Objectif
Upon successful conclusion, the students are expected to be able to perform and to comment on statistical analyses using basic and intermediate statistical methods. In particular, they should be able to use statistical modelling to describe and analyse data sets including interactions between variables and models ranging from simple linear models to generalised linear (logistic) and survival analysis models.
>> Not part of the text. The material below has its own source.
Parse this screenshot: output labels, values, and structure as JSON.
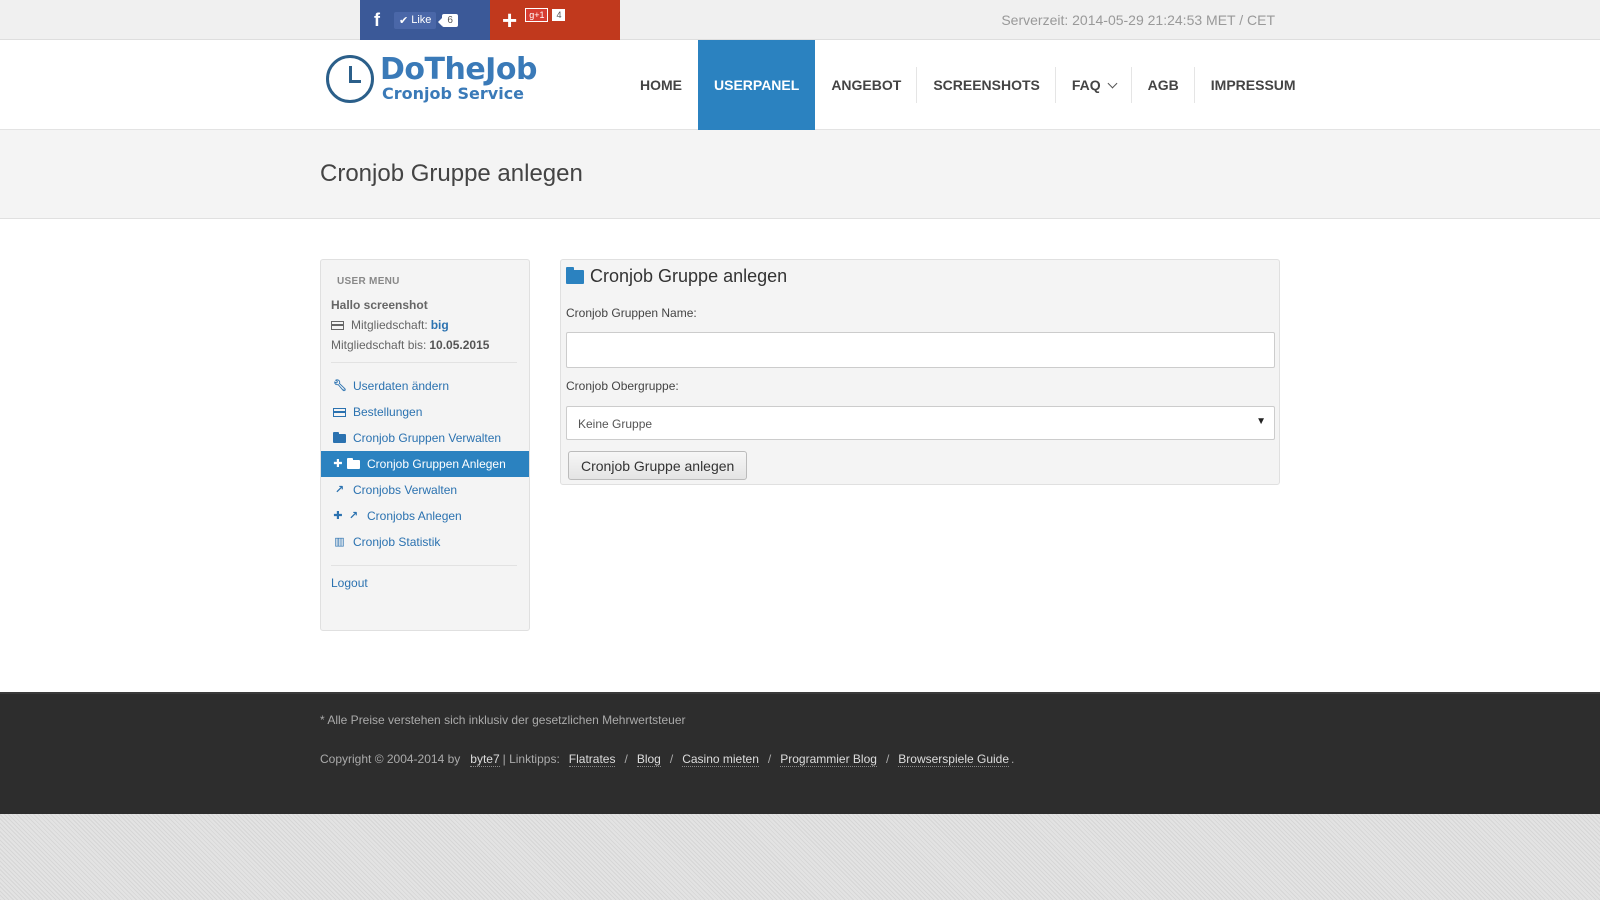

The students should be able to comment on the appropriateness of an experiment and its statistical analyses from a technical point of view and about the relevance of the statistical results for the question of interest, i.e., they should become critical users of statistics.
Descriptif
(Subject to change)
' Exploratory data analysis
Numerical and graphical data summaries
p-values: Significance and Hypothesis Testing
' Basic techniques, from a modelling point of view:
Linear Models: correlation and regression, analysis of variance
Multivariate analysis
Non Parametric Tests
- Extending the general linear model
The generalised linear model
Maximum Likelihood Methods
Survival analysis
Classification
Course taught in English.
This course presents a unified view of common biostatistical methods through the use of statistical modelling. It takes a practical an applied approach to statistical data analysis and provides a refresher and an overview of common methods used to analyse biological data. Besides the statistical theory, the course is also an introduction to the statistical computing environment R, with an emphasis on the exploratory data analysis and the reproducible research paradigms.